A Manalapan couple’s gift will ensure that services to county Holocaust survivors will not be interrupted.

Louis Premselaar has pledged funds to close a $16,000 gap that jeopardized an $87,967 grant from the Conference of Jewish Material Claims against Germany to the Jewish Family & Children’s Service of Greater Monmouth County.

The Jewish Federation of Monmouth County has agreed to provide the remaining $5,000.

As a result, services provided by JF&CS to local Holocaust survivors will not be reduced, disrupted, or eliminated, said Paul Freedman, the agency’s executive director.

The conference grant consists of several funding components, including $33,772 that comes directly from the German government and requires a dollar-for-dollar match, Freedman said.

JF&CS uses that part of the grant to provide home healthcare and other support services, such as emergency medical care, emergency payments for utility bills and rent; and socialization events, such as Passover seders and Hanukka parties, for county Holocaust survivors.

“Last month, the agency reached out to the community for help in getting matching funds for this grant,” Freedman said, referring to a NJ Jewish News story in the March 4 issue that drew attention to the funding shortfall. “And a member of the community came through for us in the most generous way. It’s really the ultimate in generosity, and it means that the survivor population will continue to receive the services they deserve.”

Last year, JF&CS contributed approximately $15,000 from its own budget to the match and received the other $15,000 from the federation. The federation, however, was not able to provide the same amount this year because of budget shortfalls, said executive director Howard Gases.

The $5,000 will come from a federation endowment and from federation donors, Gases said. The federation’s board of directors approved the funding at a March board meeting, he added.

JF&CS will contribute about $15,000 toward the match by allocating some of the money raised at its annual tribute dinner, along with funds generated by the agency’s Asbury Park thrift shop and funds from the agency’s unrestricted resources, Freedman said.

Premselaar, whose parents are Holocaust survivors who currently live in Bergen County, was prepared to fund the full $33,772 match if portions of the money couldn’t be obtained from other sources.

‘Right thing to do’

“The grant situation obviously hit close to home because of my parents,” Premselaar said. “But it’s even more than that.
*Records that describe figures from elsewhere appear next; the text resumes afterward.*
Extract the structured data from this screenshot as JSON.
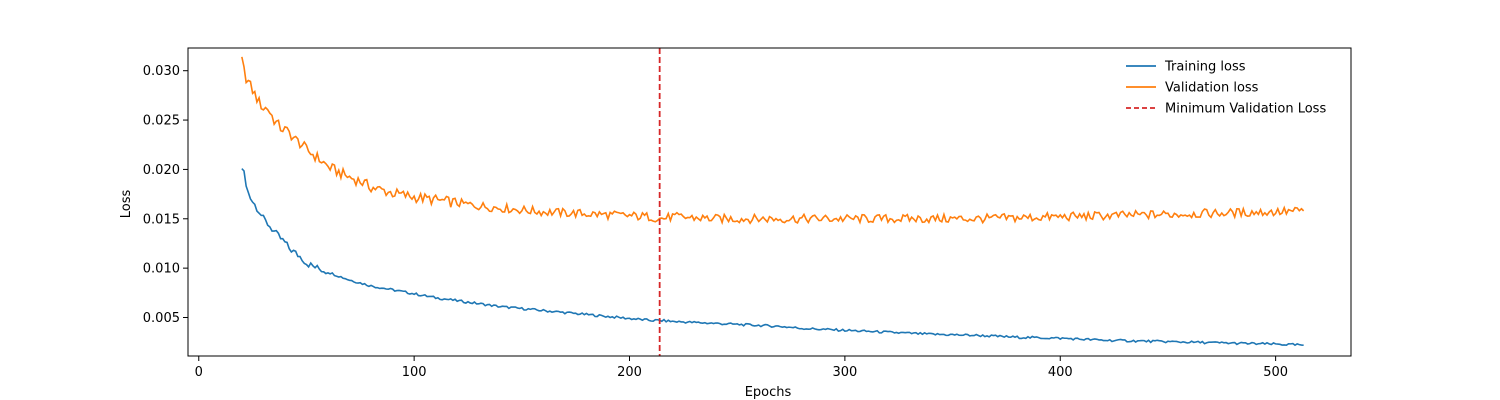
{
  "chart_data": {
    "type": "line",
    "title": "",
    "xlabel": "Epochs",
    "ylabel": "Loss",
    "xlim": [
      -5,
      535
    ],
    "ylim": [
      0.0011,
      0.0323
    ],
    "x_ticks": [
      0,
      100,
      200,
      300,
      400,
      500
    ],
    "x_tick_labels": [
      "0",
      "100",
      "200",
      "300",
      "400",
      "500"
    ],
    "y_ticks": [
      0.005,
      0.01,
      0.015,
      0.02,
      0.025,
      0.03
    ],
    "y_tick_labels": [
      "0.005",
      "0.010",
      "0.015",
      "0.020",
      "0.025",
      "0.030"
    ],
    "grid": false,
    "legend_position": "top-right",
    "series": [
      {
        "name": "Training loss",
        "color": "#1f77b4",
        "style": "solid",
        "x": [
          20,
          21,
          22,
          25,
          28,
          30,
          32,
          35,
          38,
          40,
          42,
          45,
          48,
          50,
          55,
          60,
          65,
          70,
          75,
          80,
          90,
          100,
          110,
          120,
          130,
          140,
          150,
          160,
          170,
          180,
          190,
          200,
          210,
          214,
          220,
          230,
          240,
          250,
          260,
          270,
          280,
          290,
          300,
          320,
          340,
          360,
          380,
          400,
          420,
          440,
          460,
          480,
          500,
          513
        ],
        "y": [
          0.0199,
          0.0198,
          0.0182,
          0.0168,
          0.0158,
          0.015,
          0.0145,
          0.0137,
          0.013,
          0.0126,
          0.012,
          0.0115,
          0.011,
          0.0105,
          0.01,
          0.0096,
          0.0092,
          0.0088,
          0.0085,
          0.0082,
          0.0078,
          0.0074,
          0.007,
          0.0067,
          0.0064,
          0.0061,
          0.0059,
          0.0057,
          0.0055,
          0.0053,
          0.0051,
          0.0049,
          0.0047,
          0.0047,
          0.0046,
          0.0045,
          0.0044,
          0.0043,
          0.0042,
          0.0041,
          0.0039,
          0.0038,
          0.0037,
          0.0035,
          0.0033,
          0.0032,
          0.003,
          0.0029,
          0.0027,
          0.0026,
          0.0025,
          0.0024,
          0.0023,
          0.0022
        ]
      },
      {
        "name": "Validation loss",
        "color": "#ff7f0e",
        "style": "solid",
        "x": [
          20,
          21,
          22,
          25,
          28,
          30,
          32,
          35,
          38,
          40,
          42,
          45,
          48,
          50,
          55,
          60,
          65,
          70,
          75,
          80,
          90,
          100,
          110,
          120,
          130,
          140,
          150,
          160,
          170,
          180,
          190,
          200,
          210,
          214,
          220,
          230,
          240,
          250,
          260,
          270,
          280,
          290,
          300,
          320,
          340,
          360,
          380,
          400,
          420,
          440,
          460,
          480,
          500,
          513
        ],
        "y": [
          0.031,
          0.03,
          0.0293,
          0.028,
          0.0268,
          0.0262,
          0.0262,
          0.025,
          0.0242,
          0.024,
          0.0237,
          0.023,
          0.0225,
          0.022,
          0.0212,
          0.0203,
          0.0197,
          0.0192,
          0.0188,
          0.0182,
          0.0176,
          0.0172,
          0.0169,
          0.0166,
          0.0163,
          0.0161,
          0.0159,
          0.0157,
          0.0156,
          0.0155,
          0.0154,
          0.0153,
          0.0152,
          0.015,
          0.0152,
          0.0151,
          0.015,
          0.015,
          0.015,
          0.015,
          0.015,
          0.015,
          0.015,
          0.015,
          0.015,
          0.015,
          0.0151,
          0.0152,
          0.0153,
          0.0154,
          0.0155,
          0.0156,
          0.0157,
          0.0158
        ]
      }
    ],
    "vertical_lines": [
      {
        "name": "Minimum Validation Loss",
        "x": 214,
        "color": "#d62728",
        "style": "dashed"
      }
    ]
  }
}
It’s simply the right thing to do.”

Premselaar was unaware that the grant was in jeopardy until his wife, Judith, read the story in NJJN.
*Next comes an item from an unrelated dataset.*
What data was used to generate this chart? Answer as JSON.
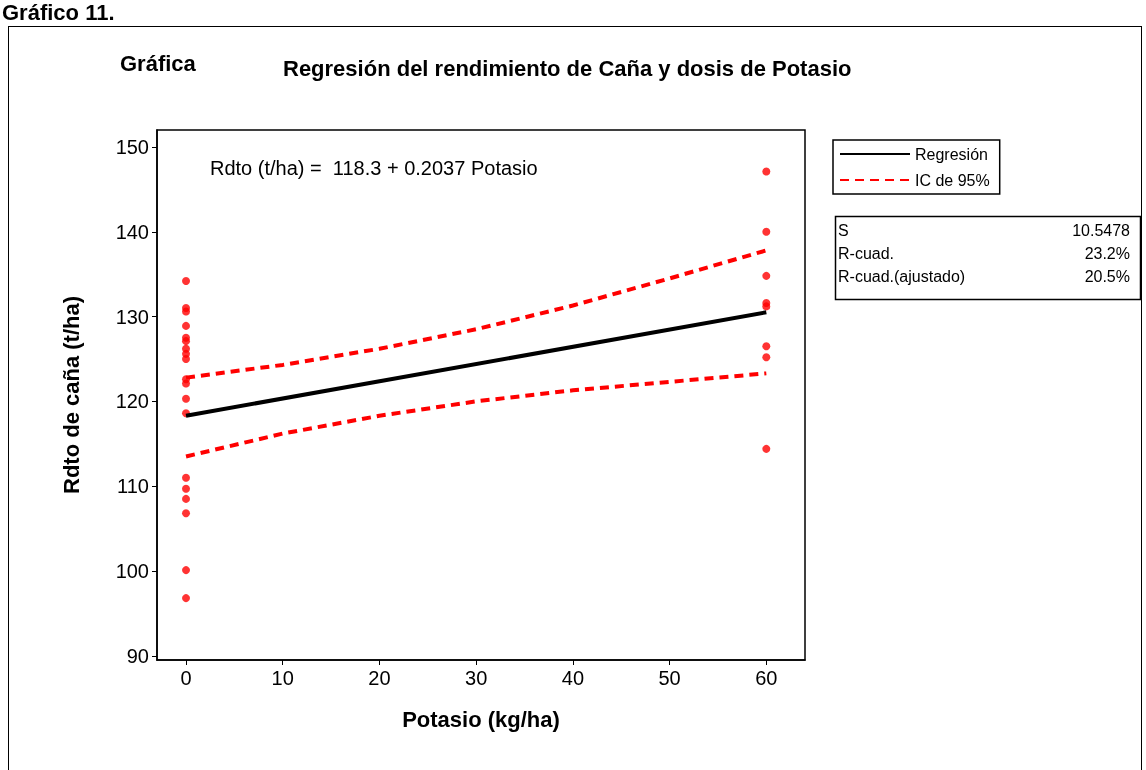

“We discussed it and agreed that making the funding offer was the right thing for us,” Premselaar told NJ Jewish News. “It would be a sin to let that grant slip away because of the funding gap. The Holocaust survivors are among the neediest who use the services offered by JF&CS.”

Had the grant portion not been matched, it would have been redistributed to other state agencies or to another community in the United States.

In recent years, approximately 70 percent of the grant money was used to provide home health assistance to members of the county’s aging Holocaust population, said Amy Dorfman, JF&CS director of geriatric services.

The overall grant money has helped pay for such survivor services as case management; counseling services; medical care that helps clients acquire walkers, wheelchairs, medical alert buttons, and prescription medicines; the maintenance of a kosher meals-on-wheels program; and direct transportation to medical appointments and consultations, Dorfman said.

If the funding hadn’t come through, JF&CS was prepared to begin service cutbacks in June. The agency had already begun to prioritize its services to smooth the transition.

“The last service to go would have been the home healthcare assistance,” said Freedman. “But it was going to be very hard to tell the Holocaust survivors that we could no longer provide some of the services that help and support their needs.”

And despite his having given the donation that will ensure the continuation of services for the survivors, Premselaar said, he feels that he is the lucky one.

“I am very fortunate to be in a position to do this,” said Premselaar, who is the owner of a toy manufacturer and distributor. “My wife and I realized that a need within the Jewish community had been identified, and we could do something about it. And those who will benefit are the people that survived genocide and proceeded to make new lives for themselves.”